'I'm just connected to it' - former red zoner still tends garden seven years after quake

February 23, 2018

Diana Madgin is refusing to let her garden turn to weed, despite it sitting in the city's red zone.

A Christchurch woman is still tending her garden long after the Crown took ownership of her home in the residential red zone.

On the seventh anniversary of the February 22 earthquake, Seven Sharp reported that Di Madgin has weeded the garden of the quarter acre property on River Road since 1975.

"In my heart, in my thinking, this is still my turangawaewae.
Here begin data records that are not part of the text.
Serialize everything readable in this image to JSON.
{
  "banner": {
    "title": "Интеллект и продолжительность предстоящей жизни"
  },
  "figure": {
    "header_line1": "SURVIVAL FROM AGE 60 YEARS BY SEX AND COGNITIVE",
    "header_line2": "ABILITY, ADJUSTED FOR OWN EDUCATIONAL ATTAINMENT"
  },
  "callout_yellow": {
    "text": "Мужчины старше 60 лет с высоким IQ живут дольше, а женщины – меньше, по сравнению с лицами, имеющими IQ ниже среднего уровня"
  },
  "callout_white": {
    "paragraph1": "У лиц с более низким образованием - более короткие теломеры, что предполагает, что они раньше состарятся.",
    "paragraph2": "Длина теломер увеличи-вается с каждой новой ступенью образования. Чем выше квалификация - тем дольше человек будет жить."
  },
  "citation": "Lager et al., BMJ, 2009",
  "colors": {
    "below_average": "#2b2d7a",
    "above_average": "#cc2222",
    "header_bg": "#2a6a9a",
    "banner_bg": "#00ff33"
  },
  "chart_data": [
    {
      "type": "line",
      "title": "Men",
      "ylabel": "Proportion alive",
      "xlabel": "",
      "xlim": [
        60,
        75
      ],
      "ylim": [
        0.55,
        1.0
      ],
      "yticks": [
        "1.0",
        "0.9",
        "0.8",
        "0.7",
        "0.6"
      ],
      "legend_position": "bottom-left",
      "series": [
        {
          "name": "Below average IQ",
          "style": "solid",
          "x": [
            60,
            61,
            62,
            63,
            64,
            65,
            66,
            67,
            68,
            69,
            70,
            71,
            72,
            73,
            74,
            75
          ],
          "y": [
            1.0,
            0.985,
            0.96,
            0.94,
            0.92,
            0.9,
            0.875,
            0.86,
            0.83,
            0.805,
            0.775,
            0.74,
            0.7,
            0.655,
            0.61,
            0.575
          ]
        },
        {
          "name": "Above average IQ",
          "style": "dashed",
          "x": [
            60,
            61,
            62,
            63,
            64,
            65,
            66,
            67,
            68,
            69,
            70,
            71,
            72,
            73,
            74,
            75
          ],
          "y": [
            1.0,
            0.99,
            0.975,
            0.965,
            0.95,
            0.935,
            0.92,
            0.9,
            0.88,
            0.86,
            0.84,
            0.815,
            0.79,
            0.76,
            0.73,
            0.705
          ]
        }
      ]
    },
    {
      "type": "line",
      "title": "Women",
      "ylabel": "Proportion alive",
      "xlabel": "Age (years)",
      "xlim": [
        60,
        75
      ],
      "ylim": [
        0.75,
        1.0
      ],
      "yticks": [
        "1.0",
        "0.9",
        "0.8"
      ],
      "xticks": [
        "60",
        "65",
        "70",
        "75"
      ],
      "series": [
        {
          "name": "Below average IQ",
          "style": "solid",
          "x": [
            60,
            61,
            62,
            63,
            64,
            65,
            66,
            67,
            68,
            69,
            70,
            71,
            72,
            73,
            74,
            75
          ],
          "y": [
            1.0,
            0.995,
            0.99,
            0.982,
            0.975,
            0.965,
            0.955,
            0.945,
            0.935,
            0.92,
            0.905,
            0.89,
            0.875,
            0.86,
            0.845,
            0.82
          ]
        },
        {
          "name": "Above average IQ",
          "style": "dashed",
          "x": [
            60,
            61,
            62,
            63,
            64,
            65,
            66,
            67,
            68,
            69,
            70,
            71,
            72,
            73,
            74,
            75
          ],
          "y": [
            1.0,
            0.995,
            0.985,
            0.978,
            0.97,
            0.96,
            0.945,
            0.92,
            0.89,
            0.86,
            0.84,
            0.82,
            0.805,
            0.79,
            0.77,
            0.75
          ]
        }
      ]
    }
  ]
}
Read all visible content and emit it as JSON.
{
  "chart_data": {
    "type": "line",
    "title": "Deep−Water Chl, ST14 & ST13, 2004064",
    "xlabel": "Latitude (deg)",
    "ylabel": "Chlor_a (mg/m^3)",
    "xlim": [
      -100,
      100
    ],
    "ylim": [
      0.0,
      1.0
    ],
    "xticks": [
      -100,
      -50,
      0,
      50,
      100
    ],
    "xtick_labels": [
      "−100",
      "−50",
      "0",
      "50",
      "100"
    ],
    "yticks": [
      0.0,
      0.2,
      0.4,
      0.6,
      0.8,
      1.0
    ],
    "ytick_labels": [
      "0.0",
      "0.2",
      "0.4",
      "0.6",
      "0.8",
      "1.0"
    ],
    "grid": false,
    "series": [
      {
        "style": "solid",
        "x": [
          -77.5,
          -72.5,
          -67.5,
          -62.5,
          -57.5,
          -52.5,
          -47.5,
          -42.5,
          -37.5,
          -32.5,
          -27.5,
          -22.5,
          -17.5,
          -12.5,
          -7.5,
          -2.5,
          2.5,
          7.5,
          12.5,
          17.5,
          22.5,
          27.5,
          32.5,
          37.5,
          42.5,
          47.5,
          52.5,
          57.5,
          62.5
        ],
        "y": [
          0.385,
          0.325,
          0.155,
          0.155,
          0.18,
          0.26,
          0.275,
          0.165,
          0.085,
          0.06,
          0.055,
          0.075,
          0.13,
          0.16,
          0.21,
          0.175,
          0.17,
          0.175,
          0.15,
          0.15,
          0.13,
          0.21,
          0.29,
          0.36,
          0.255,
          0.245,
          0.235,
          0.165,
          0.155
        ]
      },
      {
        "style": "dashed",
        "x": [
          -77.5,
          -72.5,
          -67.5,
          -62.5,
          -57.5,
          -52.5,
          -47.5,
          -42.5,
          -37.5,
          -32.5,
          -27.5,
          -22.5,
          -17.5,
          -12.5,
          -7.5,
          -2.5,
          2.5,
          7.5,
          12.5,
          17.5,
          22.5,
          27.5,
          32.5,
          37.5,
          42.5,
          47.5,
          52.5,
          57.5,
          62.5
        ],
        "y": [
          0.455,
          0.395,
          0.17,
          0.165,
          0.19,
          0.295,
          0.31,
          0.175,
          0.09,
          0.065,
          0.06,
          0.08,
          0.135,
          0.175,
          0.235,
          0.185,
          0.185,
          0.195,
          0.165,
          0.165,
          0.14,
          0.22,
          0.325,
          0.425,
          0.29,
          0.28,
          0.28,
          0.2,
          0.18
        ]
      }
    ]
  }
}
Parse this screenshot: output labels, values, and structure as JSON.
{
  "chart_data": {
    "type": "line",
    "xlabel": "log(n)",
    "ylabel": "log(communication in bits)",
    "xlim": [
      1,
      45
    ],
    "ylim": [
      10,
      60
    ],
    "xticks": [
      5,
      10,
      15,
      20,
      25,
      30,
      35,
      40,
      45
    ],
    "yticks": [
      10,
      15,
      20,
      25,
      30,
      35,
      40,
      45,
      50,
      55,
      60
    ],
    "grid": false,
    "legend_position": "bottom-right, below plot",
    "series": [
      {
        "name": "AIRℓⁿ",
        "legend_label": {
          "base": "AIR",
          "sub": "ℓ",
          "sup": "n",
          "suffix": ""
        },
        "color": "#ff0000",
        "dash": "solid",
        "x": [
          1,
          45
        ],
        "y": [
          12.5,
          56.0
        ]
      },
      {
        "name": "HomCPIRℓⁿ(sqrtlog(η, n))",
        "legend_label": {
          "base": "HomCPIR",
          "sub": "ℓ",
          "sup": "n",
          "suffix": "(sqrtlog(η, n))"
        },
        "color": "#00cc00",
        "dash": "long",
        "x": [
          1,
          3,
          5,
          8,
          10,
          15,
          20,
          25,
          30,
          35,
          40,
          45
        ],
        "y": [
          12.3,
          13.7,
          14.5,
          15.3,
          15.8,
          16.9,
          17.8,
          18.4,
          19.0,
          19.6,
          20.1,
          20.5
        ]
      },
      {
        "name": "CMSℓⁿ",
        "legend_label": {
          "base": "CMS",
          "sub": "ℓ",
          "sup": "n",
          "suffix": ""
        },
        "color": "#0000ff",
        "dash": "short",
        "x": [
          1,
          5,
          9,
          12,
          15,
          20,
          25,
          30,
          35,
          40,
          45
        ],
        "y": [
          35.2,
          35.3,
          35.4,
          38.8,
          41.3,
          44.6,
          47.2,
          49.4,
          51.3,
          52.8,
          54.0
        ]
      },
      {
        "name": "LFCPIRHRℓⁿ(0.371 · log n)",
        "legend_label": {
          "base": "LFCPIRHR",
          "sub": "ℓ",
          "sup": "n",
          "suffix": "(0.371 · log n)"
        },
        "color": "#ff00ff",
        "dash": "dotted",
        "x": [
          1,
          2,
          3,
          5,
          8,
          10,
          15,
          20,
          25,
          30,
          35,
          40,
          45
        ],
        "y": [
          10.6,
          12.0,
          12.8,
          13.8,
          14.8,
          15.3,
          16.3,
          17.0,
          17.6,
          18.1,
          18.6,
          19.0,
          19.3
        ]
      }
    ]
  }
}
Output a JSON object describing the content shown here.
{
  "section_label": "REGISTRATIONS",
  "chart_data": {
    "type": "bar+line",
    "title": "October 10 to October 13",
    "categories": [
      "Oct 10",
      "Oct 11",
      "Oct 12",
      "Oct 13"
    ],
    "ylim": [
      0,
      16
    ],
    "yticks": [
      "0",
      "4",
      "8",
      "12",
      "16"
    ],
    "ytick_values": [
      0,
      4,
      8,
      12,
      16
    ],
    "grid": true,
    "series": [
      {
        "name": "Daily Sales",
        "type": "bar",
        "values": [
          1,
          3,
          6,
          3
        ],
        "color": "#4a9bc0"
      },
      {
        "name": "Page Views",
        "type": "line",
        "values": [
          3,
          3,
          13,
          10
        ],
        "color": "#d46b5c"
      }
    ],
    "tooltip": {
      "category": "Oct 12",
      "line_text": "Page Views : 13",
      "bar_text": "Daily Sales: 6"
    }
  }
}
This is my place," said Di, sitting in the garden.

But seven years ago, the land she and husband Bill lived on broke their home, their street and their community when the 6.3 magnitude quake struck.

"Then eventually this was red zoned and we had to get out," Di said.

Still she and Bill continue to come back to the garden, even though the house is gone, Di feeling an obligation to look after the garden, but not quite knowing why.

"This land doesn't belong to me but in my heart, a feeling that if I was to leave the grief would be too hard to bear. So in my heart I'm just connected to it and I look after it. I think I always will," she said, becoming emotional.

Now others come to the site too, to enjoy what is the only full garden left in a red zone of some 5500 properties.

Each of the properties has their own history and that's something both Di and Evan Smith of the Avon-Otakaro Network would like to see preserved.

"It's not about real estate. It's about peoples' lives and all the memories that lie there,"  said Mr Smith, who lived in the red zone area too.

The Avon-Otakaro Network is a group that wants to create a multi-purpose river park and ecological reserve, without buildings, in the residential red zone.